Running: BIG-IP 184.108.40.206 Build 0.0.8 Point Release 6.
Q1: Please confirm that there is no implicit deny as last rule; all traffic not specifically dropped/blocked, is permitted.
Q2: Please advise about the relationship/overlap/overruling between the security firewall rules and the HTTPD rules.
When the firewall rules on https traffic blocks traffic, the http-daemon allows all.
Q3: Is the example the correct way to block all API-call traffic to F5 loadbalancers, except for whitelisted API servers and whitelisted management servers?
So 1 HTTPS rule permitting the white-listed sources + 1 HTTPS rule blocking all others.
when we use firewall rule for BIG-IP management, will that overrule the sys HTTPD configuration?
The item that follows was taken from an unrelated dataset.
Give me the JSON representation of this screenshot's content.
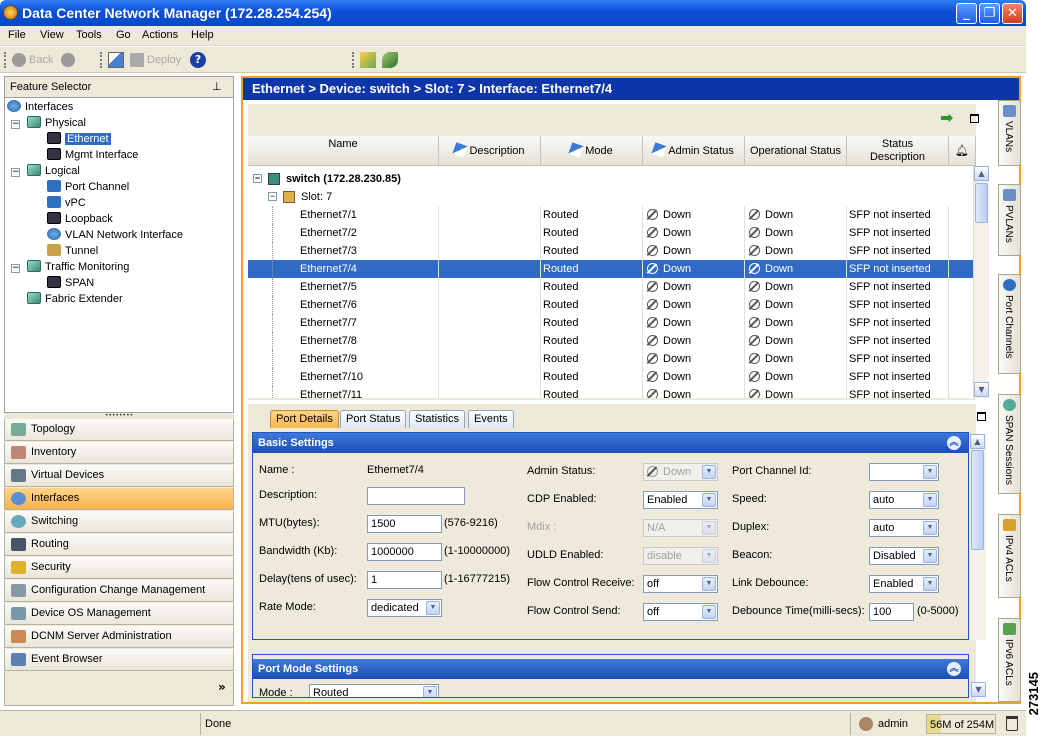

If so, is it then better to use firewall rule for BIG-IP management in stead off sys HTTPD?
I have documentation to help answer a few of these.
Q1: "Note: The system does not create the aforementioned deny-all rule automatically, you must explicitly create the deny-all rule as the Last in the rule list for it to block access from non-allowed sources. When configuring a deny-all rule, ensure you have a rule that allows access from your client system and appears before the deny-all rule in the rule list. Otherwise, you may lose access to the management interface on the BIG-IP system." (source)
Q2: Security firewall rules will cover any ip ranges and services listed in the rules. SSHD and HTTPD allow lists apply only to that service. I suggest reviewing this article if you haven't already: K13092: Overview of securing access to the BIG-IP system
Q3 I'll refer you to K53108777: Hardening your F5 system.
Technically, restricting source IP addresses in either configuration is enough to block the service. The hierarchy of processing for management traffic would put the firewall rules enforcement before the sshd/httpd allow lists, which provides protection lower in the network stack than the daemon allow lists. So I wouldn't say that either configuration overrules the other, as a specific permit in one and a specific deny in the other will result in a failed connection. I would certainly recommend using the network firewall rules to limit management access. Adding those same IPs to the daemon allow lists would offer another layer of security.